Advanced Antibody Validation Strategies to Ensure Scientific Reproducibility

Although there are millions of antibodies available commercially, some are better validated than others. Choosing the right antibody and confirming that it works for your application and target is critical for generating reproducible results. This article looks at some of the antibody validation strategies used by trusted vendors and suggests how you can implement these methods in your own lab.

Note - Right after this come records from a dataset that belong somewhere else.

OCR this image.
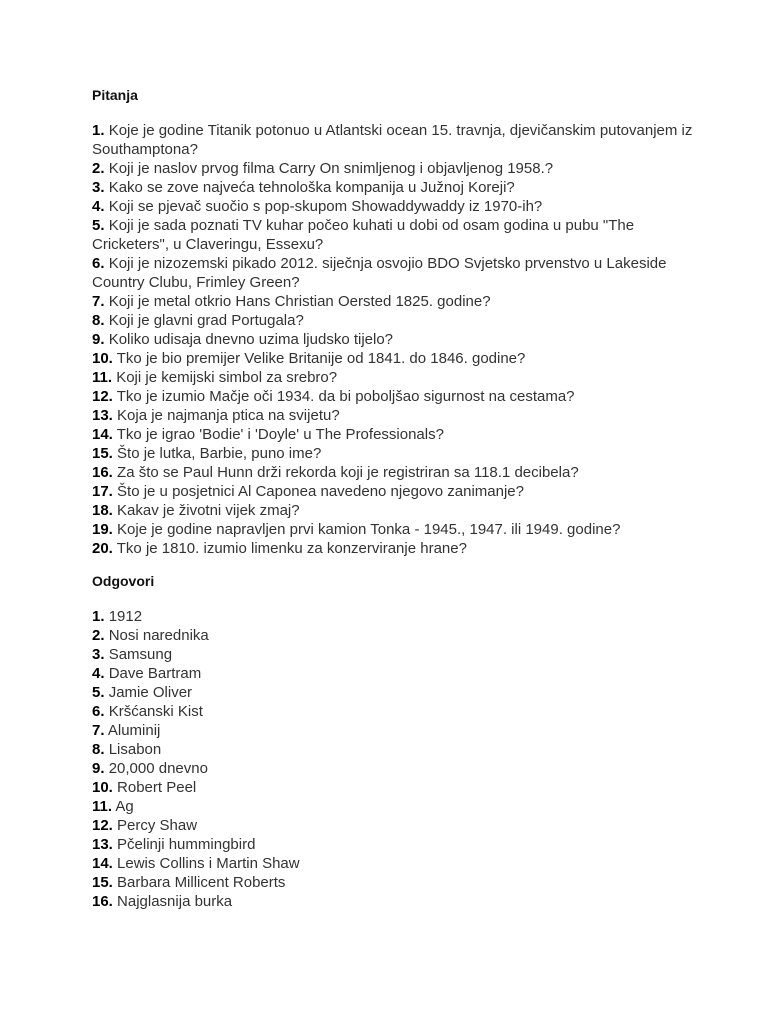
Pitanja

1. Koje je godine Titanik potonuo u Atlantski ocean 15. travnja, djevičanskim putovanjem iz Southamptona?

2. Koji je naslov prvog filma Carry On snimljenog i objavljenog 1958.?

3. Kako se zove najveća tehnološka kompanija u Južnoj Koreji?

4. Koji se pjevač suočio s pop-skupom Showaddywaddy iz 1970-ih?

5. Koji je sada poznati TV kuhar počeo kuhati u dobi od osam godina u pubu "The Cricketers", u Claveringu, Essexu?

6. Koji je nizozemski pikado 2012. siječnja osvojio BDO Svjetsko prvenstvo u Lakeside Country Clubu, Frimley Green?

7. Koji je metal otkrio Hans Christian Oersted 1825. godine?

8. Koji je glavni grad Portugala?

9. Koliko udisaja dnevno uzima ljudsko tijelo?

10. Tko je bio premijer Velike Britanije od 1841. do 1846. godine?

11. Koji je kemijski simbol za srebro?

12. Tko je izumio Mačje oči 1934. da bi poboljšao sigurnost na cestama?

13. Koja je najmanja ptica na svijetu?

14. Tko je igrao 'Bodie' i 'Doyle' u The Professionals?

15. Što je lutka, Barbie, puno ime?

16. Za što se Paul Hunn drži rekorda koji je registriran sa 118.1 decibela?

17. Što je u posjetnici Al Caponea navedeno njegovo zanimanje?

18. Kakav je životni vijek zmaj?

19. Koje je godine napravljen prvi kamion Tonka - 1945., 1947. ili 1949. godine?

20. Tko je 1810. izumio limenku za konzerviranje hrane?

Odgovori

1. 1912

2. Nosi narednika

3. Samsung

4. Dave Bartram

5. Jamie Oliver

6. Kršćanski Kist

7. Aluminij

8. Lisabon

9. 20,000 dnevno

10. Robert Peel

11. Ag

12. Percy Shaw

13. Pčelinji hummingbird

14. Lewis Collins i Martin Shaw

15. Barbara Millicent Roberts

16. Najglasnija burka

Proper validation is essential for vendors to provide high-quality antibodies

A growing number of publications point toward poorly validated antibodies as major contributors to the reproducibility crisis. For example, a 2008 study by Berglund et al. found that when 5,436 commercial antibodies from 51 different antibody providers were independently validated using western blotting and IHC on tissue microarrays, only half received a pass. Notably, failure rates among vendors ranged from 0 to 100%, suggesting that proper validation and quality control is fundamental to providing high-quality reagents. However, a caveat of this investigation is that many of the antibodies had not been vendor-approved for the IHC application.^1,2

Ensuring antibody specificity begins upstream of validation

When developing antibodies, there are several critical steps for ensuring specificity that should be considered upstream of validation processes. According to Dr. Joanna Porankiewicz Asplund, Customer Support Manager at Agrisera Antibodies, antigen selection is of paramount importance. “If the sequence used to elicit an antibody is not unique to the target of interest, the risk of cross-reactivity is increased,” she says. “For example, if a full-length protein is used for immunization, from a protein family, cross reaction with other family members is very likely.”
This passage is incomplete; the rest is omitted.